When Jesus healed, he used the things of creation. He used mud, he used touch, he used breath, he used words. His healing actions were not magic but communion, God's love made tangible in the materials of the world. And indigenous peoples have always known this truth that the land itself is an altar. It is a table that is open and the medicines are its sacraments.

So, when we talk about healing, we are not just talking about a therapeutic gospel that is helping folks make peace with an inequitable world.
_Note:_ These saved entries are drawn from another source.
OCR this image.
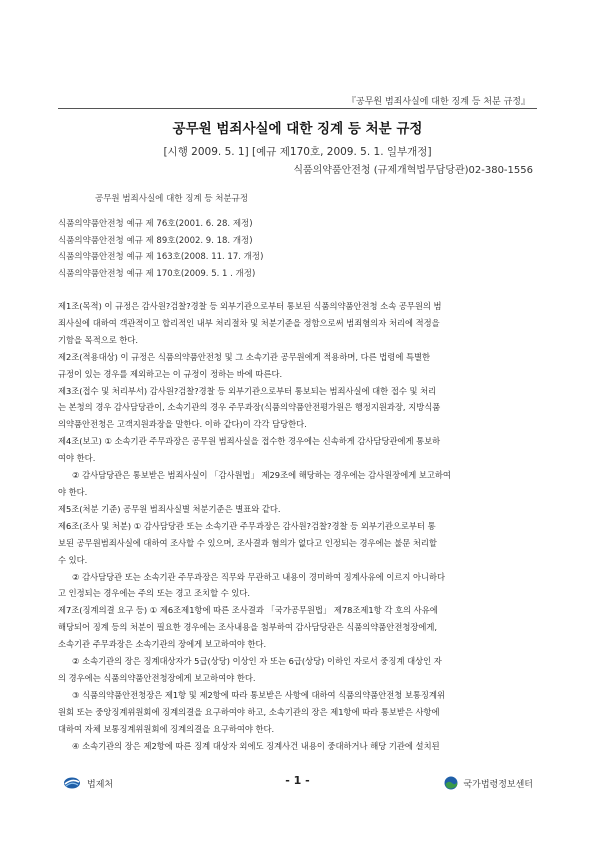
『공무원 범죄사실에 대한 징계 등 처분 규정』
공무원 범죄사실에 대한 징계 등 처분 규정
[시행 2009. 5. 1] [예규 제170호, 2009. 5. 1. 일부개정]
식품의약품안전청 (규제개혁법무담당관)02-380-1556
공무원 범죄사실에 대한 징계 등 처분규정
식품의약품안전청 예규 제 76호(2001. 6. 28. 제정)
식품의약품안전청 예규 제 89호(2002. 9. 18. 개정)
식품의약품안전청 예규 제 163호(2008. 11. 17. 개정)
식품의약품안전청 예규 제 170호(2009. 5. 1 . 개정)
제1조(목적) 이 규정은 감사원?검찰?경찰 등 외부기관으로부터 통보된 식품의약품안전청 소속 공무원의 범
죄사실에 대하여 객관적이고 합리적인 내부 처리절차 및 처분기준을 정함으로써 범죄혐의자 처리에 적정을
기함을 목적으로 한다.
제2조(적용대상) 이 규정은 식품의약품안전청 및 그 소속기관 공무원에게 적용하며, 다른 법령에 특별한
규정이 있는 경우를 제외하고는 이 규정이 정하는 바에 따른다.
제3조(접수 및 처리부서) 감사원?검찰?경찰 등 외부기관으로부터 통보되는 범죄사실에 대한 접수 및 처리
는 본청의 경우 감사담당관이, 소속기관의 경우 주무과장(식품의약품안전평가원은 행정지원과장, 지방식품
의약품안전청은 고객지원과장을 말한다. 이하 같다)이 각각 담당한다.
제4조(보고) ① 소속기관 주무과장은 공무원 범죄사실을 접수한 경우에는 신속하게 감사담당관에게 통보하
여야 한다.
② 감사담당관은 통보받은 범죄사실이 「감사원법」 제29조에 해당하는 경우에는 감사원장에게 보고하여
야 한다.
제5조(처분 기준) 공무원 범죄사실별 처분기준은 별표와 같다.
제6조(조사 및 처분) ① 감사담당관 또는 소속기관 주무과장은 감사원?검찰?경찰 등 외부기관으로부터 통
보된 공무원범죄사실에 대하여 조사할 수 있으며, 조사결과 혐의가 없다고 인정되는 경우에는 불문 처리할
수 있다.
② 감사담당관 또는 소속기관 주무과장은 직무와 무관하고 내용이 경미하여 징계사유에 이르지 아니하다
고 인정되는 경우에는 주의 또는 경고 조치할 수 있다.
제7조(징계의결 요구 등) ① 제6조제1항에 따른 조사결과 「국가공무원법」 제78조제1항 각 호의 사유에
해당되어 징계 등의 처분이 필요한 경우에는 조사내용을 첨부하여 감사담당관은 식품의약품안전청장에게,
소속기관 주무과장은 소속기관의 장에게 보고하여야 한다.
② 소속기관의 장은 징계대상자가 5급(상당) 이상인 자 또는 6급(상당) 이하인 자로서 중징계 대상인 자
의 경우에는 식품의약품안전청장에게 보고하여야 한다.
③ 식품의약품안전청장은 제1항 및 제2항에 따라 통보받은 사항에 대하여 식품의약품안전청 보통징계위
원회 또는 중앙징계위원회에 징계의결을 요구하여야 하고, 소속기관의 장은 제1항에 따라 통보받은 사항에
대하여 자체 보통징계위원회에 징계의결을 요구하여야 한다.
④ 소속기관의 장은 제2항에 따른 징계 대상자 외에도 징계사건 내용이 중대하거나 해당 기관에 설치된
법제처	- 1 -	국가법령정보센터
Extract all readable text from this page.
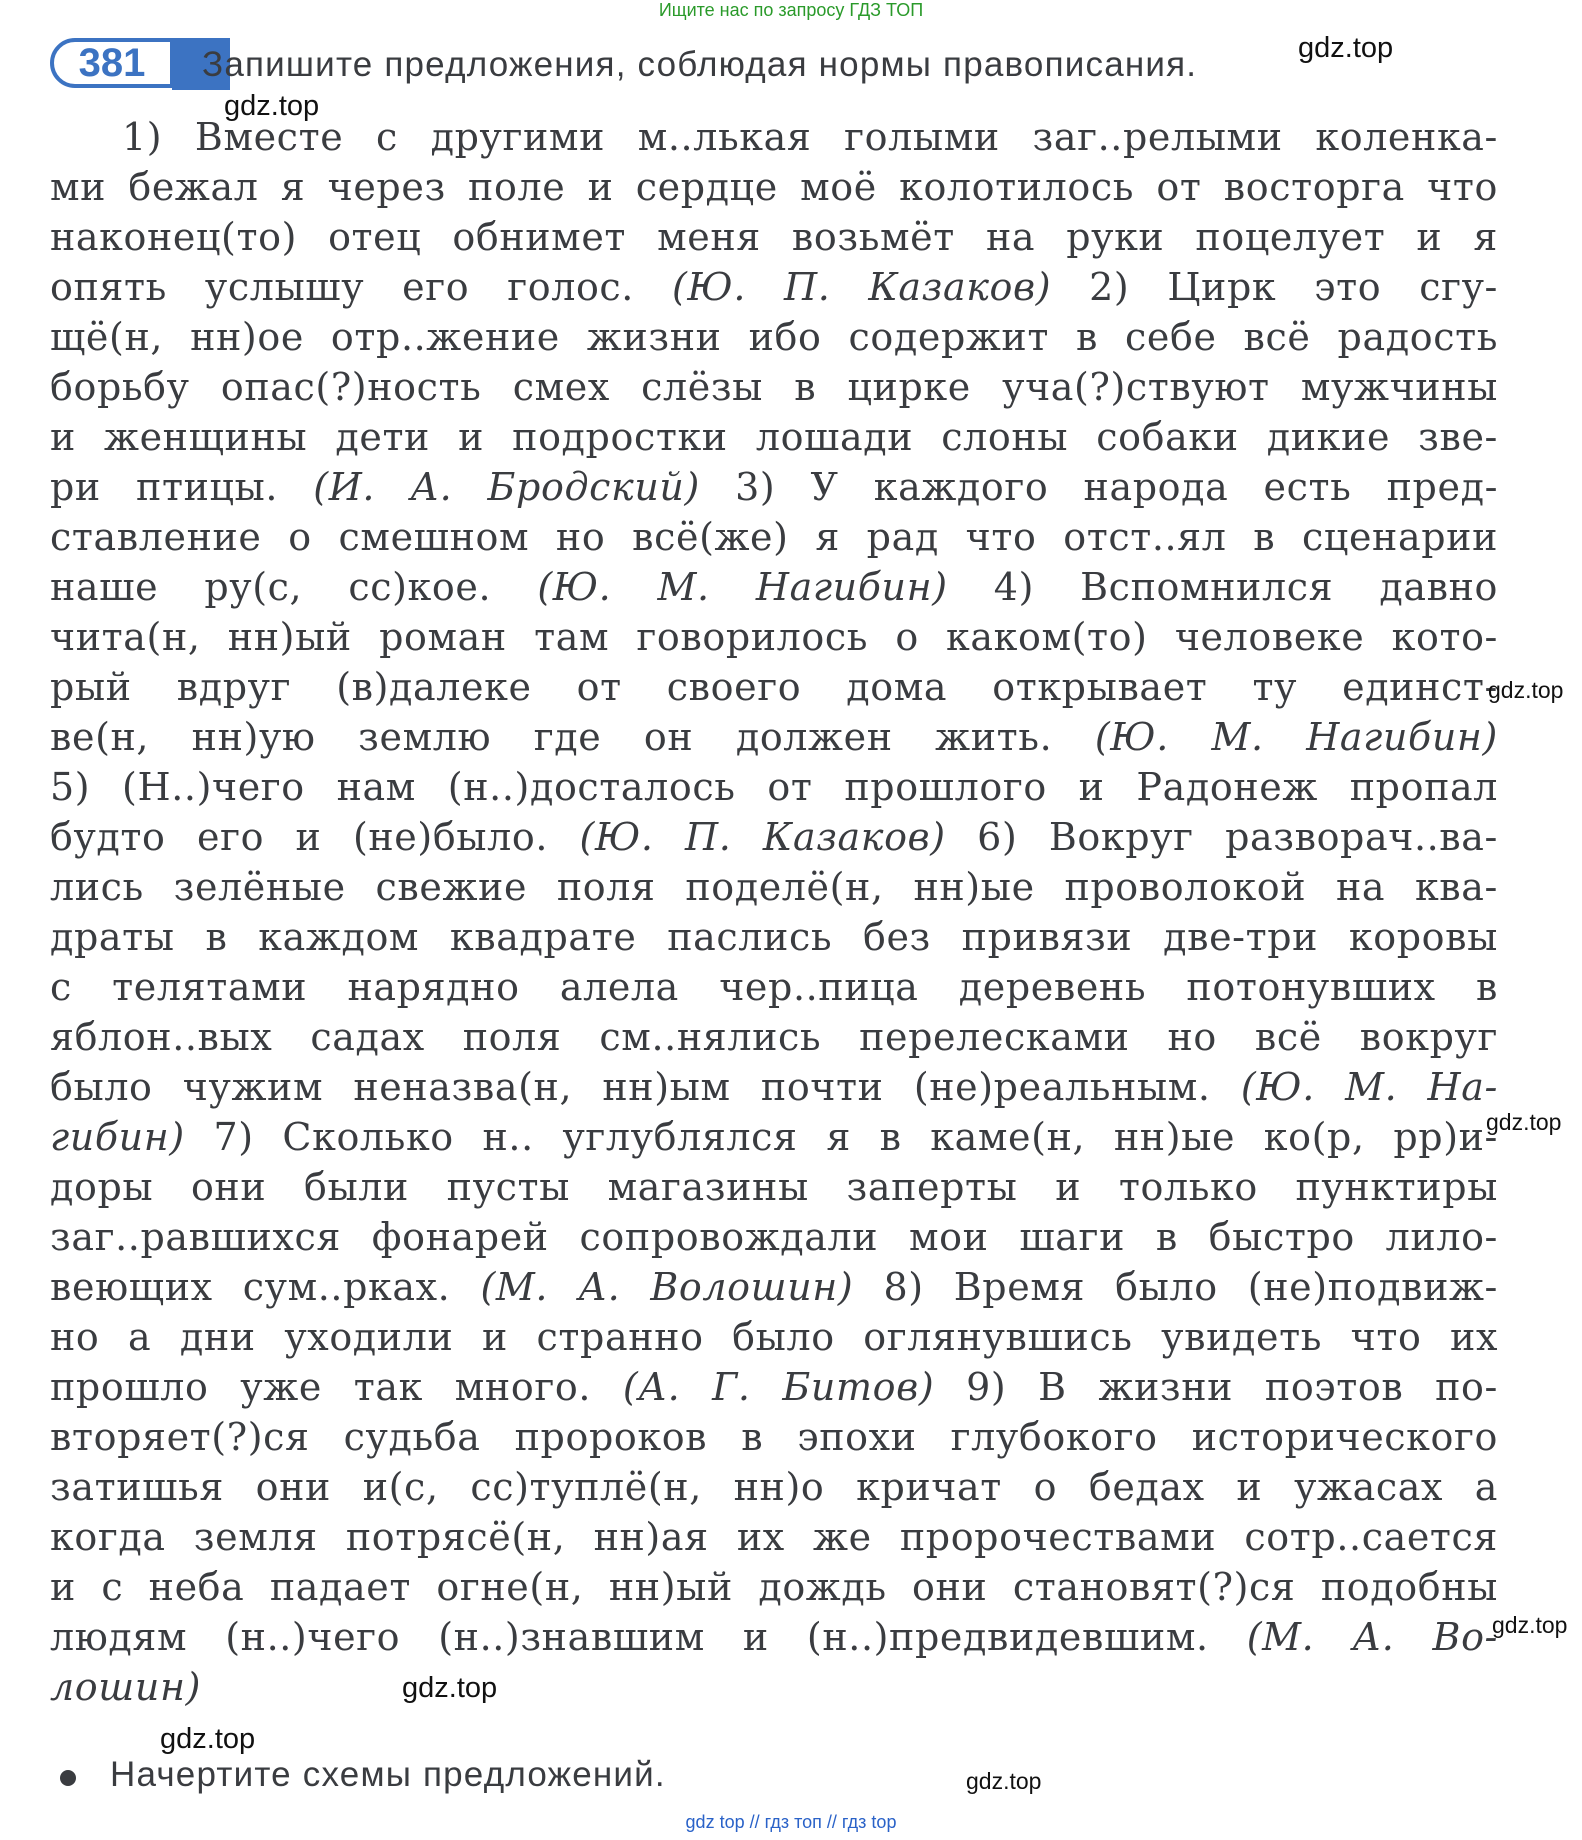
Ищите нас по запросу ГДЗ ТОП
381	Запишите предложения, соблюдая нормы правописания.
1) Вместе с другими м..лькая голыми заг..релыми коленка-
ми бежал я через поле и сердце моё колотилось от восторга что
наконец(то) отец обнимет меня возьмёт на руки поцелует и я
опять услышу его голос. (Ю. П. Казаков) 2) Цирк это сгу-
щё(н, нн)ое отр..жение жизни ибо содержит в себе всё радость
борьбу опас(?)ность смех слёзы в цирке уча(?)ствуют мужчины
и женщины дети и подростки лошади слоны собаки дикие зве-
ри птицы. (И. А. Бродский) 3) У каждого народа есть пред-
ставление о смешном но всё(же) я рад что отст..ял в сценарии
наше ру(с, сс)кое. (Ю. М. Нагибин) 4) Вспомнился давно
чита(н, нн)ый роман там говорилось о каком(то) человеке кото-
рый вдруг (в)далеке от своего дома открывает ту единст-
ве(н, нн)ую землю где он должен жить. (Ю. М. Нагибин)
5) (Н..)чего нам (н..)досталось от прошлого и Радонеж пропал
будто его и (не)было. (Ю. П. Казаков) 6) Вокруг разворач..ва-
лись зелёные свежие поля поделё(н, нн)ые проволокой на ква-
драты в каждом квадрате паслись без привязи две-три коровы
с телятами нарядно алела чер..пица деревень потонувших в
яблон..вых садах поля см..нялись перелесками но всё вокруг
было чужим неназва(н, нн)ым почти (не)реальным. (Ю. М. На-
гибин) 7) Сколько н.. углублялся я в каме(н, нн)ые ко(р, рр)и-
доры они были пусты магазины заперты и только пунктиры
заг..равшихся фонарей сопровождали мои шаги в быстро лило-
веющих сум..рках. (М. А. Волошин) 8) Время было (не)подвиж-
но а дни уходили и странно было оглянувшись увидеть что их
прошло уже так много. (А. Г. Битов) 9) В жизни поэтов по-
вторяет(?)ся судьба пророков в эпохи глубокого исторического
затишья они и(с, сс)туплё(н, нн)о кричат о бедах и ужасах а
когда земля потрясё(н, нн)ая их же пророчествами сотр..сается
и с неба падает огне(н, нн)ый дождь они становят(?)ся подобны
людям (н..)чего (н..)знавшим и (н..)предвидевшим. (М. А. Во-
лошин)
gdz.top
gdz.top
gdz.top
gdz.top
gdz.top
gdz.top
gdz.top
gdz.top
Начертите схемы предложений.
gdz top // гдз топ // гдз top
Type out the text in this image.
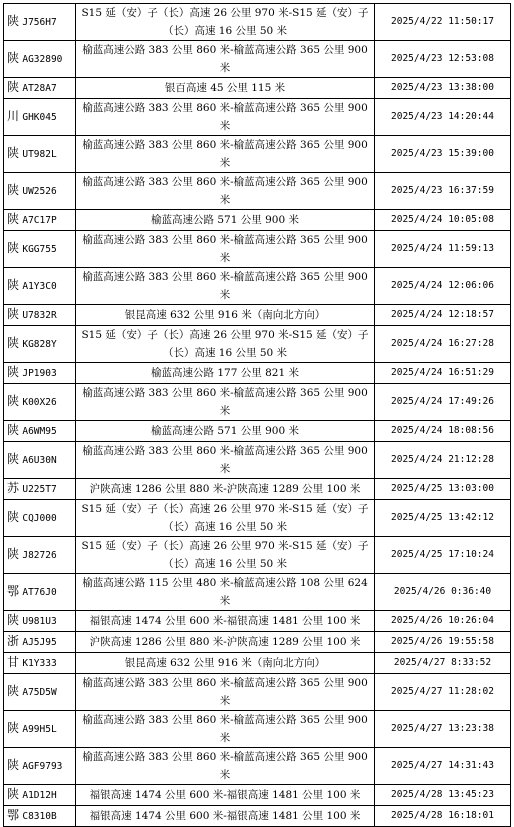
陕 J756H7	S15 延（安）子（长）高速 26 公里 970 米-S15 延（安）子（长）高速 16 公里 50 米	2025/4/22 11:50:17
陕 AG32890	榆蓝高速公路 383 公里 860 米-榆蓝高速公路 365 公里 900 米	2025/4/23 12:53:08
陕 AT28A7	银百高速 45 公里 115 米	2025/4/23 13:38:00
川 GHK045	榆蓝高速公路 383 公里 860 米-榆蓝高速公路 365 公里 900 米	2025/4/23 14:20:44
陕 UT982L	榆蓝高速公路 383 公里 860 米-榆蓝高速公路 365 公里 900 米	2025/4/23 15:39:00
陕 UW2526	榆蓝高速公路 383 公里 860 米-榆蓝高速公路 365 公里 900 米	2025/4/23 16:37:59
陕 A7C17P	榆蓝高速公路 571 公里 900 米	2025/4/24 10:05:08
陕 KGG755	榆蓝高速公路 383 公里 860 米-榆蓝高速公路 365 公里 900 米	2025/4/24 11:59:13
陕 A1Y3C0	榆蓝高速公路 383 公里 860 米-榆蓝高速公路 365 公里 900 米	2025/4/24 12:06:06
陕 U7832R	银昆高速 632 公里 916 米（南向北方向）	2025/4/24 12:18:57
陕 KG828Y	S15 延（安）子（长）高速 26 公里 970 米-S15 延（安）子（长）高速 16 公里 50 米	2025/4/24 16:27:28
陕 JP1903	榆蓝高速公路 177 公里 821 米	2025/4/24 16:51:29
陕 K00X26	榆蓝高速公路 383 公里 860 米-榆蓝高速公路 365 公里 900 米	2025/4/24 17:49:26
陕 A6WM95	榆蓝高速公路 571 公里 900 米	2025/4/24 18:08:56
陕 A6U30N	榆蓝高速公路 383 公里 860 米-榆蓝高速公路 365 公里 900 米	2025/4/24 21:12:28
苏 U225T7	沪陕高速 1286 公里 880 米-沪陕高速 1289 公里 100 米	2025/4/25 13:03:00
陕 CQJ000	S15 延（安）子（长）高速 26 公里 970 米-S15 延（安）子（长）高速 16 公里 50 米	2025/4/25 13:42:12
陕 J82726	S15 延（安）子（长）高速 26 公里 970 米-S15 延（安）子（长）高速 16 公里 50 米	2025/4/25 17:10:24
鄂 AT76J0	榆蓝高速公路 115 公里 480 米-榆蓝高速公路 108 公里 624 米	2025/4/26 0:36:40
陕 U981U3	福银高速 1474 公里 600 米-福银高速 1481 公里 100 米	2025/4/26 10:26:04
浙 AJ5J95	沪陕高速 1286 公里 880 米-沪陕高速 1289 公里 100 米	2025/4/26 19:55:58
甘 K1Y333	银昆高速 632 公里 916 米（南向北方向）	2025/4/27 8:33:52
陕 A75D5W	榆蓝高速公路 383 公里 860 米-榆蓝高速公路 365 公里 900 米	2025/4/27 11:28:02
陕 A99H5L	榆蓝高速公路 383 公里 860 米-榆蓝高速公路 365 公里 900 米	2025/4/27 13:23:38
陕 AGF9793	榆蓝高速公路 383 公里 860 米-榆蓝高速公路 365 公里 900 米	2025/4/27 14:31:43
陕 A1D12H	福银高速 1474 公里 600 米-福银高速 1481 公里 100 米	2025/4/28 13:45:23
鄂 C8310B	福银高速 1474 公里 600 米-福银高速 1481 公里 100 米	2025/4/28 16:18:01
We are talking about a disruptive, liberative gospel that is helping them heal broken hearts; that is helping them give voice to the unfairness and injustice of their world; that is helping them find a way to live and thrive even when living and thriving does not seem possible.

A lot of these stories are quite emotional. They weigh very heavily on both of us at times, but we offer them to you because we know that there are probably a lot of people that you have talked to in the same way. I'm sure that if you asked any person in here with a collar, they would tell you some of these same stories that they have dealt with. And I think we underestimate the importance of what we do when we offer those prayers. Even just the silence of holding somebody.

We like to think the work that we do needs stools and choirs and bells and smells. The work that we're doing every single day, giving people a reason to hope, giving people a reason to keep going, that is the work of this church and it's our most important duty.

Rev. Hana Scorrar is Indigenous Ministries Missioner in the Diocese of Huron.

Edited and adapted for print from a video presentation available on the diocesan website.